Para citar este documento nos trabalhos, usar as páginas deste mesmo Word.

 

1. Apresentação. Da autoria de Ma­nue­la Ri­beiro Sanches retirada do livro Ma­nue­la Ri­beiro Sanches e Adriana Veríssimo Serrão, A Invenção do “Homem”. Raça, Cultura e História na Alemanha do século XVIII, Lisboa: Centro de Filosofia da Universidade de Lisboa, 2002, pp. 265-266.

 

“Obra de toda uma vida, a Filosofia da História da Humanidade (1784-91) de Herder retoma e problematiza as propostas de Iselin e de Meiners. Se a história da humanidade narra o modo como o «homem» progrediu do estado de «selvajaria» ou «barbárie» para a «civilização», a Filosofia da história da humanidade tenta pensar esse progresso de forma mais complexa e contraditória. Autor da primeira grande crítica à filosofia da história das Luzes na sua obra de juventude, Também uma filosofia da História para a formação da Humanidade (1774), Herder tem consciência dos limites dessa filosofia do progresso e do seu eurocentrismo. Defensor das culturas entradas em declínio, das minorias eslavas e não-europeias, Herder desenvolverá a ideia prenunciadora do relativismo cultural, segundo a qual as culturas deverão ser interpretadas a partir de si mesmas, na medida em que cada uma repousa sobre o seu próprio centro. Tal proposta prende-se com o facto de as generalizações e abstracções da História da Humanidade não serem susceptíveis de dar conta da individualidade que assiste a qualquer cultura, na medida em que todas as nações «têm em si mesmas o seu ponto intermédio da felicidade, tal como cada esfera possui o seu centro de gravidade». […] a filosofia da história herderiana pressupõe a unidade do género humano, na medida em que todo ele partilha de um plano de aperfeiçoamento, que reúne quer as manifestações físicas quer culturais.

[…] o modo como a clima continua a exercer um papel decisivo na transformação física e cultural dos povos, introduz o acaso na história da humanidade, excluindo qualquer possibilidade de uma superioridade necessária e inata, incompatível com a dignidade humana. A analogia entre o homem e a natureza que o circunda pretende, sobretudo, assinalar o modo como as culturas evoluíram e se adaptaram diferentemente, contra a lógica linear dos «civilizados». É evidente a polémica com as visões que sabem apenas pensar a evolução como um processo civilizacional europeu, polémica essa patente no interesse pelas diferentes manifestações culturais e adaptabilidade às condições do solo e do clima. Os elementos que revelam o modo como nas terras mais inóspitas os homens inventam e transmitem geracionalmente modos particularmente criativos de lidar com essas limitações […].
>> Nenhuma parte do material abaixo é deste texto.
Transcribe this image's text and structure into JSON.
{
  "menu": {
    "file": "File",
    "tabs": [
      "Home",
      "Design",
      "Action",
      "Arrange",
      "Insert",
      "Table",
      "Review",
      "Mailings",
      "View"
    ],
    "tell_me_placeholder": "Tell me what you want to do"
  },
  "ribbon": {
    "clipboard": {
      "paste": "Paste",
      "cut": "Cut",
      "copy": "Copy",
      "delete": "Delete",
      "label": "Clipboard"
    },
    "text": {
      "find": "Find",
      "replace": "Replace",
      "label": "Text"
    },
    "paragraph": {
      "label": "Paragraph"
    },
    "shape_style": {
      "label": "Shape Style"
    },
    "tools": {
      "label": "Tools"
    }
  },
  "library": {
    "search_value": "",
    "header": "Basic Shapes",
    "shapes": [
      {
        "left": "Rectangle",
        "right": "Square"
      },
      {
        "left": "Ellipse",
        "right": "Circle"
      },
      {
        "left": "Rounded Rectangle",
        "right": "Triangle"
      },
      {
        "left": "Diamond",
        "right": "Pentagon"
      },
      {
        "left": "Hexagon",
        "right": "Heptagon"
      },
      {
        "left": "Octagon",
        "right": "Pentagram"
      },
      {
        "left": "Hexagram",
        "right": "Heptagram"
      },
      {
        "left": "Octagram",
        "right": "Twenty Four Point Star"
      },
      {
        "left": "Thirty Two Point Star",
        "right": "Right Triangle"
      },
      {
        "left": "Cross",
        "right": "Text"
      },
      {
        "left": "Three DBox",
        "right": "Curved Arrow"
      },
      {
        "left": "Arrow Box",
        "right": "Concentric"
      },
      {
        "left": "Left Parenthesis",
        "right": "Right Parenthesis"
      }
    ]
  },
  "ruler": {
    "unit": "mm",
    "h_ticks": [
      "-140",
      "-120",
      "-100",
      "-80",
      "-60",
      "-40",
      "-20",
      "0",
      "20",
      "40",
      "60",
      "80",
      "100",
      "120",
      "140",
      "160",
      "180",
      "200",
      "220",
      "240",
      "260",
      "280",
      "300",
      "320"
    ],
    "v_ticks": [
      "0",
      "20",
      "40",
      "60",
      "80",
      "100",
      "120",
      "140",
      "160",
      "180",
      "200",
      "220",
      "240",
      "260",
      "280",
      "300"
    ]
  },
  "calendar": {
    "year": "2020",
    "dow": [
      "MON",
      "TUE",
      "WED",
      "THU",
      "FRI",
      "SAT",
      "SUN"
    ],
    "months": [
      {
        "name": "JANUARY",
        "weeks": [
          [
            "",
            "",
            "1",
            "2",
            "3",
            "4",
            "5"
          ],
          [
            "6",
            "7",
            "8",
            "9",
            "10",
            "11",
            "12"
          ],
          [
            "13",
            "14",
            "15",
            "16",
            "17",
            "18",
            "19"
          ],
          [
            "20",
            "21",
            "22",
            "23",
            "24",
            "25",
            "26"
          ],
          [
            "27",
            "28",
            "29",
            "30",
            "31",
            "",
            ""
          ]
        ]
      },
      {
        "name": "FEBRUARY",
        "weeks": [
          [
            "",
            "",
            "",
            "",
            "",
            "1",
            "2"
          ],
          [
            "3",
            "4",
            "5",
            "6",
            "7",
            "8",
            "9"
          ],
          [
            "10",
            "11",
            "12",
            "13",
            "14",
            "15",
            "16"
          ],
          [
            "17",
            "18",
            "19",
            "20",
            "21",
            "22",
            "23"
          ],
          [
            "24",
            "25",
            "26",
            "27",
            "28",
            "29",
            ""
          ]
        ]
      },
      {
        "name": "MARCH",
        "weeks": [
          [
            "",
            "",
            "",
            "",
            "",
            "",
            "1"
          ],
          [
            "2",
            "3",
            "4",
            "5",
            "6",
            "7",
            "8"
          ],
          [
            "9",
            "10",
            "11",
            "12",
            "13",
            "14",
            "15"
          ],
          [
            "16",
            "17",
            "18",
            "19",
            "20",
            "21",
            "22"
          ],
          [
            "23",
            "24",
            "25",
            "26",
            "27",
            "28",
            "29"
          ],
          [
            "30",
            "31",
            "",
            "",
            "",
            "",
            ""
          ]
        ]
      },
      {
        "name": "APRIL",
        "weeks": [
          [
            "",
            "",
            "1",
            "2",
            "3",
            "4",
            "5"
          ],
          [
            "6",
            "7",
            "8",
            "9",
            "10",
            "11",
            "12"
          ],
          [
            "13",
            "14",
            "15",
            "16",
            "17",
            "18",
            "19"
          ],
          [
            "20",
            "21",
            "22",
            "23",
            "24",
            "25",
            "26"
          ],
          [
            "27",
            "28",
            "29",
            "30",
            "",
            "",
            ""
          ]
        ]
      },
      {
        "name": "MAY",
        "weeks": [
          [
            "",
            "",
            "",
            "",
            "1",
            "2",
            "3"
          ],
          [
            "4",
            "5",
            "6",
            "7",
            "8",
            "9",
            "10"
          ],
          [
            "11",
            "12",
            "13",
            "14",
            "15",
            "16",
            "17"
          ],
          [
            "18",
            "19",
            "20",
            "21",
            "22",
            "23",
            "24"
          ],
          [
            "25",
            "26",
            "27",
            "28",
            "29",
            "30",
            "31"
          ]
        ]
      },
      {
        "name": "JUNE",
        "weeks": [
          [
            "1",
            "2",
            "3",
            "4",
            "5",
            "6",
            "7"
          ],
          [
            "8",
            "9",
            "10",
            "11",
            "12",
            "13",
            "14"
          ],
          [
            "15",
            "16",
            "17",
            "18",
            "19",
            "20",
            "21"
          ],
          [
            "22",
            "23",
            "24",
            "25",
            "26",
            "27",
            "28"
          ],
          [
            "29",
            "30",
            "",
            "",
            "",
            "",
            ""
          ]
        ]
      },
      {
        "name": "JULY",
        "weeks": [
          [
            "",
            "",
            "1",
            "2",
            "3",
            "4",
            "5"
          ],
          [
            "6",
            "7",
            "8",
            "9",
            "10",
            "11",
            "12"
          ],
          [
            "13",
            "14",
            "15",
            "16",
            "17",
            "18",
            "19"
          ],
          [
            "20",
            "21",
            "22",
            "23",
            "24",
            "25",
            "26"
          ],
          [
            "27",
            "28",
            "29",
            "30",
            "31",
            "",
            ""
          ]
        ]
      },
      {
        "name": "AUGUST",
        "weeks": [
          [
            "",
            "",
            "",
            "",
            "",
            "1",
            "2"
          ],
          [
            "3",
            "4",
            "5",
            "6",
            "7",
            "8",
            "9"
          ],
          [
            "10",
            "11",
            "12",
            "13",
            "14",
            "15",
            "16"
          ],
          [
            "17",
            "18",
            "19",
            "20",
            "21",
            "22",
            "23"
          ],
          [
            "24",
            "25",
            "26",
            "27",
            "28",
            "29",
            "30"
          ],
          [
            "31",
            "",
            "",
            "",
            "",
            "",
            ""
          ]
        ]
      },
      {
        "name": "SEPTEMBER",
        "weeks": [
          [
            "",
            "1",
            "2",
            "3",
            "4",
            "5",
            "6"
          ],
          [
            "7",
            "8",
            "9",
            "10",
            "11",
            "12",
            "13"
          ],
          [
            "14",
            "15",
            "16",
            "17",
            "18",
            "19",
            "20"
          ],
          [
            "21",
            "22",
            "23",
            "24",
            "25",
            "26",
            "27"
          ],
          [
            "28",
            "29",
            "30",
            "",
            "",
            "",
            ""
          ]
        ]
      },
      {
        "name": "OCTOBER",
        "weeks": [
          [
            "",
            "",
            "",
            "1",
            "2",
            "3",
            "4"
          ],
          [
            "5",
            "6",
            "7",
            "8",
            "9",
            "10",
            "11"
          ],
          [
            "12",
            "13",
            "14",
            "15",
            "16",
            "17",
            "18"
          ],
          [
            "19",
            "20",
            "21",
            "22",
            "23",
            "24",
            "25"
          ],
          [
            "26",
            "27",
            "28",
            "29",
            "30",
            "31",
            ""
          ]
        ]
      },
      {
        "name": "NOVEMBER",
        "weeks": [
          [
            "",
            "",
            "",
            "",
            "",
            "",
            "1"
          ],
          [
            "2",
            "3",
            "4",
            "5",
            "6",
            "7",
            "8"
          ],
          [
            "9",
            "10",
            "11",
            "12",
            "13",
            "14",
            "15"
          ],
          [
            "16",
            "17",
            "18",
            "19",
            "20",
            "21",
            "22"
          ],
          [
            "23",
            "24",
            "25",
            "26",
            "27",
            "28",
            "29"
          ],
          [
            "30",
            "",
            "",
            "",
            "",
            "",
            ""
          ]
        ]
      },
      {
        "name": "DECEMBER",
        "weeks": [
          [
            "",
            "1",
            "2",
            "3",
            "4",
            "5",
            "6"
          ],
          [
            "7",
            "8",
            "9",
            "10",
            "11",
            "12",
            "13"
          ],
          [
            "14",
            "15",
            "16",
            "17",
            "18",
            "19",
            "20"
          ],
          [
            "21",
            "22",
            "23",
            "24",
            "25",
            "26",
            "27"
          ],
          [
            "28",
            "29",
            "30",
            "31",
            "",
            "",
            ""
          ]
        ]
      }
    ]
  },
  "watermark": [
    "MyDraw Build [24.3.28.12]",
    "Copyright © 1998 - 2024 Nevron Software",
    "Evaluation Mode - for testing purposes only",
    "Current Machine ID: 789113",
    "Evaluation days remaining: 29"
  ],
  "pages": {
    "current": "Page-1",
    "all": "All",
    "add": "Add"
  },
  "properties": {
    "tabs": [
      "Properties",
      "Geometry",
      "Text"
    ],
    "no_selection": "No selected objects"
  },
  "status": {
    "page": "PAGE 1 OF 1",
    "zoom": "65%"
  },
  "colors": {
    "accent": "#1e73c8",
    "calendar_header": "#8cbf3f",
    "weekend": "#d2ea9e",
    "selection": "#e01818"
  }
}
A crítica das Luzes desemboca assim numa das mais veementes críticas do colonialismo europeu, em que a diferença e a igualdade do género humano não surgem dicotomicamente opostas, nem tão pouco submetidas a uma dialéctica legitimadora da violência. Contudo, a teleologia e a universalidade presentes na obra de Herder não escondem um modelo eurocêntrico, embora também haja que assinalar que é a ressalva dos momentos individualizados das culturas que impede a tentação de impor um modelo de aperfeiçoamento: a felicidade individual, o mesmo é dizer, o direito à diferença, a que a lógica do progresso europeu se opõe ou pretende subsumir sob um ponto de vista histórico-filosófico kantiano, persiste assim no horizonte de uma utopia em que igualdade e diferença, universalidade e particularidade constituem dois pólos em tensão.”

 

2. Johann Gottfried Herder, II parte da obra Ideias para uma filosofia da história da humanidade. (1785)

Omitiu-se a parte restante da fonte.